Second is the complete exhaustion. You went to all of this trouble to prepare the house for guests. In my case, there was painting walls, moving furniture, and hanging paintings and light fixtures in addition to the usual cleaning-like-you-actually-care chores. So once it’s all over, your body acts like it’s finished some sort of marathon, and you pretty much just drop.
Other than the physical movements required by your employers/customers in order to get paid, there just ain’t a whole hell of a lot of physical activity going on between Christmas and New Years. This condition is perpetuated by the first condition. With all of the leftovers that need to be eaten, there’s simply no need to actually cook anything. And if a dish doesn’t fit in the dishwasher, it ain’t gettin’ washed. My dish drain still has the clean dishes from Christmas in it.
And for those of you who went to the gym right after Christmas, you either left your ill-gotten gain at some other poor sap’s house, or something is seriously wrong with you.

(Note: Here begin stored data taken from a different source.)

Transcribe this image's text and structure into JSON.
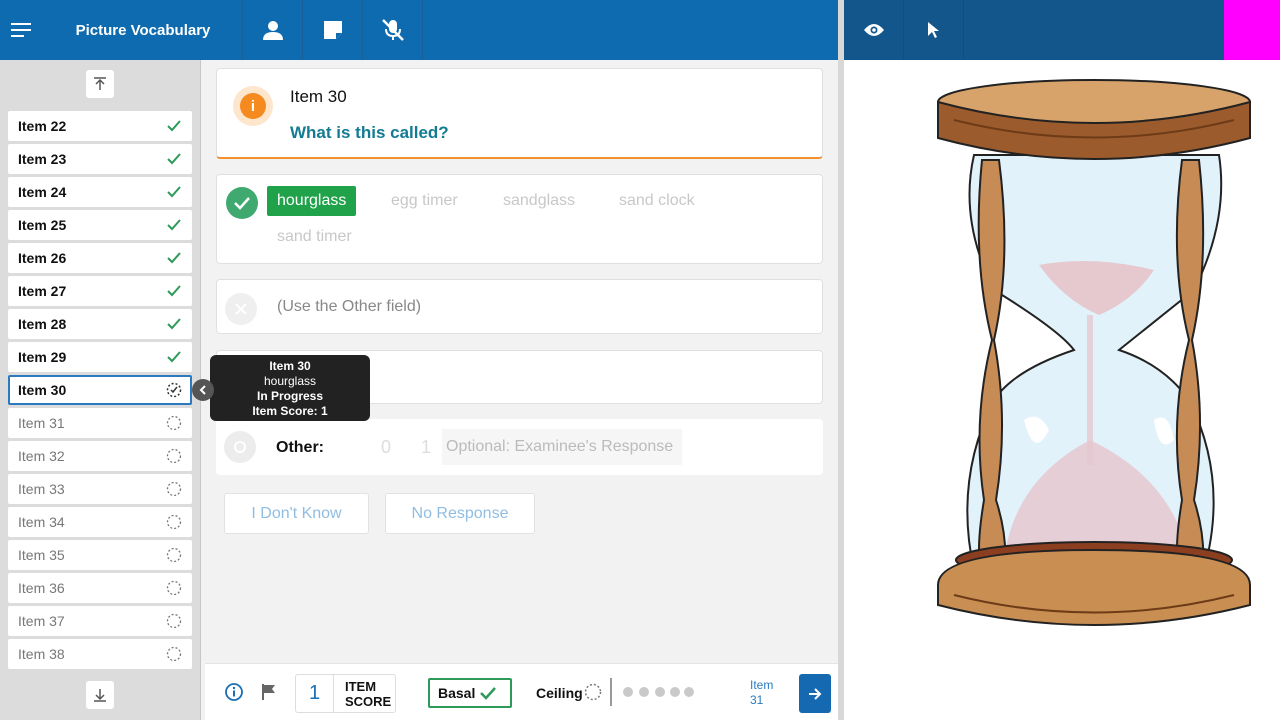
{
  "header": {
    "title": "Picture Vocabulary",
    "icons": [
      "menu-icon",
      "examinee-icon",
      "notes-icon",
      "mic-off-icon"
    ],
    "right_icons": [
      "eye-icon",
      "pointer-icon"
    ]
  },
  "sidebar": {
    "items": [
      {
        "label": "Item 22",
        "status": "complete"
      },
      {
        "label": "Item 23",
        "status": "complete"
      },
      {
        "label": "Item 24",
        "status": "complete"
      },
      {
        "label": "Item 25",
        "status": "complete"
      },
      {
        "label": "Item 26",
        "status": "complete"
      },
      {
        "label": "Item 27",
        "status": "complete"
      },
      {
        "label": "Item 28",
        "status": "complete"
      },
      {
        "label": "Item 29",
        "status": "complete"
      },
      {
        "label": "Item 30",
        "status": "in-progress"
      },
      {
        "label": "Item 31",
        "status": "not-started"
      },
      {
        "label": "Item 32",
        "status": "not-started"
      },
      {
        "label": "Item 33",
        "status": "not-started"
      },
      {
        "label": "Item 34",
        "status": "not-started"
      },
      {
        "label": "Item 35",
        "status": "not-started"
      },
      {
        "label": "Item 36",
        "status": "not-started"
      },
      {
        "label": "Item 37",
        "status": "not-started"
      },
      {
        "label": "Item 38",
        "status": "not-started"
      }
    ]
  },
  "tooltip": {
    "title": "Item 30",
    "answer": "hourglass",
    "status": "In Progress",
    "score": "Item Score: 1"
  },
  "main": {
    "item_title": "Item 30",
    "question": "What is this called?",
    "answers": [
      "hourglass",
      "egg timer",
      "sandglass",
      "sand clock",
      "sand timer"
    ],
    "selected_answer": "hourglass",
    "other_field_hint": "(Use the Other field)",
    "other_label": "Other:",
    "other_scores": [
      "0",
      "1"
    ],
    "other_placeholder": "Optional: Examinee's Response",
    "dont_know_label": "I Don't Know",
    "no_response_label": "No Response"
  },
  "footer": {
    "item_score": "1",
    "item_score_label_1": "ITEM",
    "item_score_label_2": "SCORE",
    "basal_label": "Basal",
    "ceiling_label": "Ceiling",
    "next_item_line1": "Item",
    "next_item_line2": "31"
  },
  "colors": {
    "header": "#0e6bb0",
    "header_right": "#12568b",
    "selected_answer": "#1fa24a",
    "accent_orange": "#f58a1f",
    "question": "#137b93",
    "magenta": "#ff00ff"
  }
}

Normal people were snuggled up on their couches in the jammies they got for Christmas, yelling at their favorite football team and making fun of the dorky New Year’s Eve Parties on TV (or at some party, trying to pawn off their food to the host in a gesture disguised as generosity, when it’s really an act of self-preservation).
I can totally understand why Americans are fat people, and my take on that phenomena is actually a positive one. We are a culture that shares our affection and generosity of the human spirit with food. Celebrations are characterized by the traditions of certain foods, most of them decadent because the expression of joy is a decadent feeling. In my neck of the woods, it is rude to have someone over to visit without putting out a plate of something (commonly referred to as “coffee”, but there’s usually enough food to qualify it as another meal…oh, and served with coffee).

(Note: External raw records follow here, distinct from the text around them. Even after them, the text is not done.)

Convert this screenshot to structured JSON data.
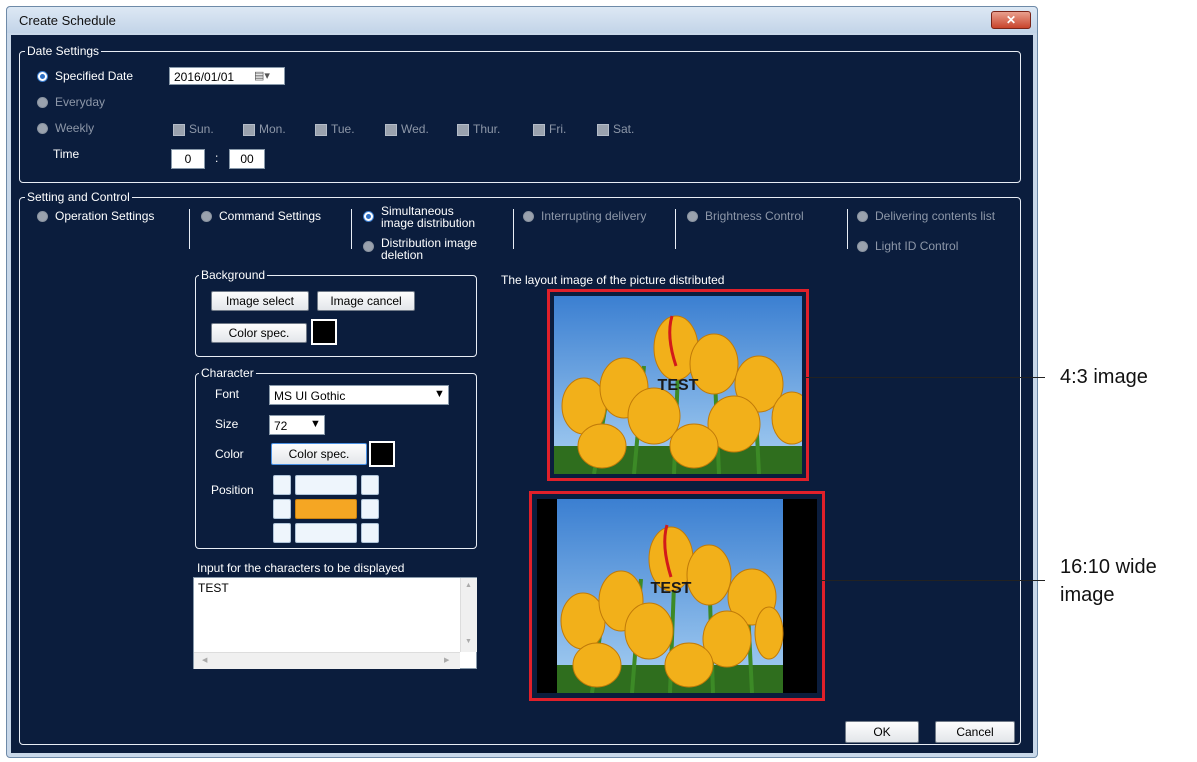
{
  "window": {
    "title": "Create Schedule",
    "close_icon": "close-icon"
  },
  "date_settings": {
    "legend": "Date Settings",
    "specified_date_label": "Specified Date",
    "date_value": "2016/01/01",
    "everyday_label": "Everyday",
    "weekly_label": "Weekly",
    "days": [
      "Sun.",
      "Mon.",
      "Tue.",
      "Wed.",
      "Thur.",
      "Fri.",
      "Sat."
    ],
    "time_label": "Time",
    "hour": "0",
    "sep": ":",
    "minute": "00"
  },
  "setting_control": {
    "legend": "Setting and Control",
    "options": {
      "operation": "Operation Settings",
      "command": "Command Settings",
      "simul_1": "Simultaneous",
      "simul_2": "image distribution",
      "deletion_1": "Distribution image",
      "deletion_2": "deletion",
      "interrupting": "Interrupting delivery",
      "brightness": "Brightness Control",
      "delivering": "Delivering contents list",
      "light_id": "Light ID Control"
    },
    "background": {
      "legend": "Background",
      "image_select": "Image select",
      "image_cancel": "Image cancel",
      "color_spec": "Color spec."
    },
    "character": {
      "legend": "Character",
      "font_label": "Font",
      "font_value": "MS UI Gothic",
      "size_label": "Size",
      "size_value": "72",
      "color_label": "Color",
      "color_spec": "Color spec.",
      "position_label": "Position",
      "position_selected": "middle-center"
    },
    "input_label": "Input for the characters to be displayed",
    "input_text": "TEST",
    "layout_label": "The layout image of the picture distributed",
    "overlay_text": "TEST"
  },
  "buttons": {
    "ok": "OK",
    "cancel": "Cancel"
  },
  "callouts": {
    "a": "4:3 image",
    "b1": "16:10 wide",
    "b2": "image"
  },
  "colors": {
    "panel_bg": "#0b1d3d",
    "highlight": "#e0202a",
    "position_selected": "#f5a623"
  }
}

As the nation as a whole, we’ve been through the ringer this last year. I think we deserved those last couple weeks to party and turn into sloths in a gesture of joy and camaraderie. If nothing else brings us together, the excesses of the holidays will.
My wonderful husband made bean soup from the last of the ham left in the fridge from Christmas. We finished it up last night. I finally went back to the gym yesterday (even though I really REALLY didn’t want to). So I guess things are returning to something that resembles normal. My brain’s finally ready to get back to work. My digestive system may need a few more days to recover from all the rich food. Good thing it’s just the two of us in the house…and there’s nothing flammable around. Take a Tums and have a happy 2013.